Buying your first home is an exciting milestone—but it can also feel overwhelming if you're not sure what to expect. That’s why we’re here to walk you through the process, step by step.
First, you'll want to get pre-approved, which helps you understand how much home you can afford and shows sellers you're a serious buyer. During this stage, we’ll review your credit score, income, debt, and savings to determine your loan options. There are several types of loans available, including FHA, VA, USDA, and conventional—each with its own benefits depending on your financial situation. You'll also hear terms like down payment (your upfront investment), closing costs (fees due at the end of the sale), and mortgage insurance (required in some loan types to protect the lender). Once you're pre-approved, you can shop for a home with confidence. After you find the right one, we’ll guide you through the offer, appraisal, inspection, and closing—making sure you understand every step. Whether you're just getting started or ready to make a move, we’re here to make the journey simple, supportive, and stress-free.
Feeling like this may be for you? Give us a call!
***Disclaimer*** Every financial situation is unique, and loan requirements can vary based on your individual circumstances.
1.What is a mortgage?
A mortgage is a loan used to purchase a home, where the property itself serves as collateral for the loan. You repay the loan over time, usually 15 to 30 years, with monthly payments.
2. How do I know how much I can afford to borrow?
We will help determine how much you can borrow by evaluating factors like your income, credit score, debt-to-income ratio, and the down payment you're able to make. A good rule of thumb is that your monthly mortgage payment should not exceed 28%–30% of your gross monthly income.
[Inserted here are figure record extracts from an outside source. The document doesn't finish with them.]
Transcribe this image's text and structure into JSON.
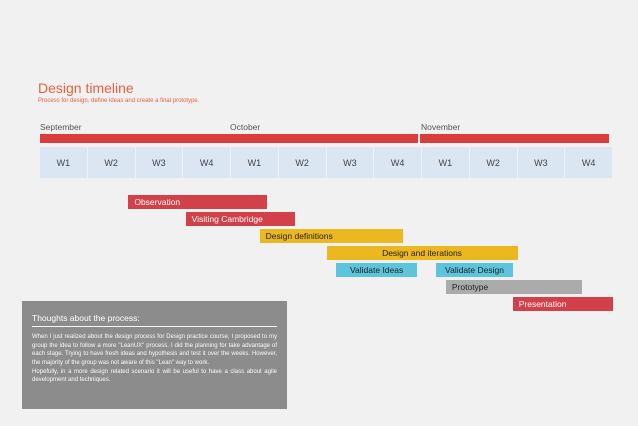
{
  "header": {
    "title": "Design timeline",
    "subtitle": "Process for design, define ideas and create a final prototype."
  },
  "months": [
    "September",
    "October",
    "November"
  ],
  "weeks": [
    "W1",
    "W2",
    "W3",
    "W4",
    "W1",
    "W2",
    "W3",
    "W4",
    "W1",
    "W2",
    "W3",
    "W4"
  ],
  "colors": {
    "accent": "#e8613d",
    "month_bar": "#d93d3d",
    "week_cell": "#dbe6f3",
    "red": "#d2404a",
    "yellow": "#ebb81f",
    "cyan": "#5cc4dc",
    "gray": "#ababab",
    "notes_bg": "#8c8c8c"
  },
  "chart_data": {
    "type": "gantt",
    "x_unit": "week",
    "x_range": [
      0,
      12
    ],
    "tasks": [
      {
        "name": "Observation",
        "start": 1.85,
        "end": 4.75,
        "color": "red"
      },
      {
        "name": "Visiting Cambridge",
        "start": 3.05,
        "end": 5.35,
        "color": "red"
      },
      {
        "name": "Design definitions",
        "start": 4.6,
        "end": 7.6,
        "color": "yellow"
      },
      {
        "name": "Design and iterations",
        "start": 6.0,
        "end": 10.0,
        "color": "yellow",
        "align": "center"
      },
      {
        "name": "Validate Ideas",
        "start": 6.2,
        "end": 7.9,
        "color": "cyan",
        "align": "center"
      },
      {
        "name": "Validate Design",
        "start": 8.3,
        "end": 9.9,
        "color": "cyan",
        "align": "center"
      },
      {
        "name": "Prototype",
        "start": 8.5,
        "end": 11.35,
        "color": "gray"
      },
      {
        "name": "Presentation",
        "start": 9.9,
        "end": 12.0,
        "color": "red"
      }
    ]
  },
  "notes": {
    "title": "Thoughts about the process:",
    "body": "When I just realized about the design process for Design practice course, I proposed to my group the idea to follow a more \"LeanUX\" process. I did the planning for take advantage of each stage. Trying to have fresh ideas and hypothesis and test it over the weeks. However, the majority of the group was not aware of this \"Lean\" way to work.\nHopefully, in a more design related scenario it will be useful to have a class about agile development and techniques."
  }
}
3. What is a down payment?
A down payment is the upfront amount you pay toward the purchase of the home. It typically ranges from 3% to 20% of the home’s purchase price, depending on the loan type.
4. What is private mortgage insurance (PMI)?
PMI is insurance that protects the lender if you default on the loan. It's usually required if your down payment is less than 20% for conventional loans. Some government-backed loans, like FHA loans, also require mortgage insurance.
5. What’s the difference between a fixed-rate and adjustable-rate mortgage (ARM)?
A fixed-rate mortgage has an interest rate that stays the same for the entire term of the loan, offering predictable monthly payments. An adjustable-rate mortgage (ARM) has an interest rate that may change periodically, often starting lower than a fixed-rate mortgage, but can increase after a certain period.
6. How long does it take to get approved for a mortgage?
The approval process typically takes 30 to 45 days, but it may take longer depending on the complexity of your application or if there are any issues with the appraisal or title search.
7. What is an appraisal, and why is it necessary?
An appraisal is an independent evaluation of the home’s market value conducted by a licensed appraiser. It’s required by the lender to ensure the home is worth the loan amount.
8. What closing costs should I expect?
Closing costs typically range from 2% to 5% of the home’s purchase price and include fees like loan origination fees, title insurance, inspection fees, and attorney costs. These costs are paid at the closing of the sale.
9. Can I qualify for a mortgage with bad credit?
While it’s harder to get approved with a low credit score, there are options available. FHA loans and other government-backed loans are often more flexible with credit score requirements.
10. What is the difference between pre-qualification and pre-approval?
Pre-qualification is an estimate of how much you can afford based on basic information like income and debts. Pre-approval is a more in-depth process where a lender verifies your financials, giving you a clearer idea of how much you can borrow.
11. Can I get a loan for a fixer-upper?
Yes! FHA 203(k) loans and renovation loans allow you to finance the purchase and renovation of a home in one loan. These loans are perfect if you’re looking to buy a home that needs repairs.
12. What is a "closing" and when does it happen?
The closing is the final step in the homebuying process, where ownership of the property is transferred to you. It typically happens about 30 days after your offer is accepted, and all necessary documents are signed to finalize the mortgage and sale.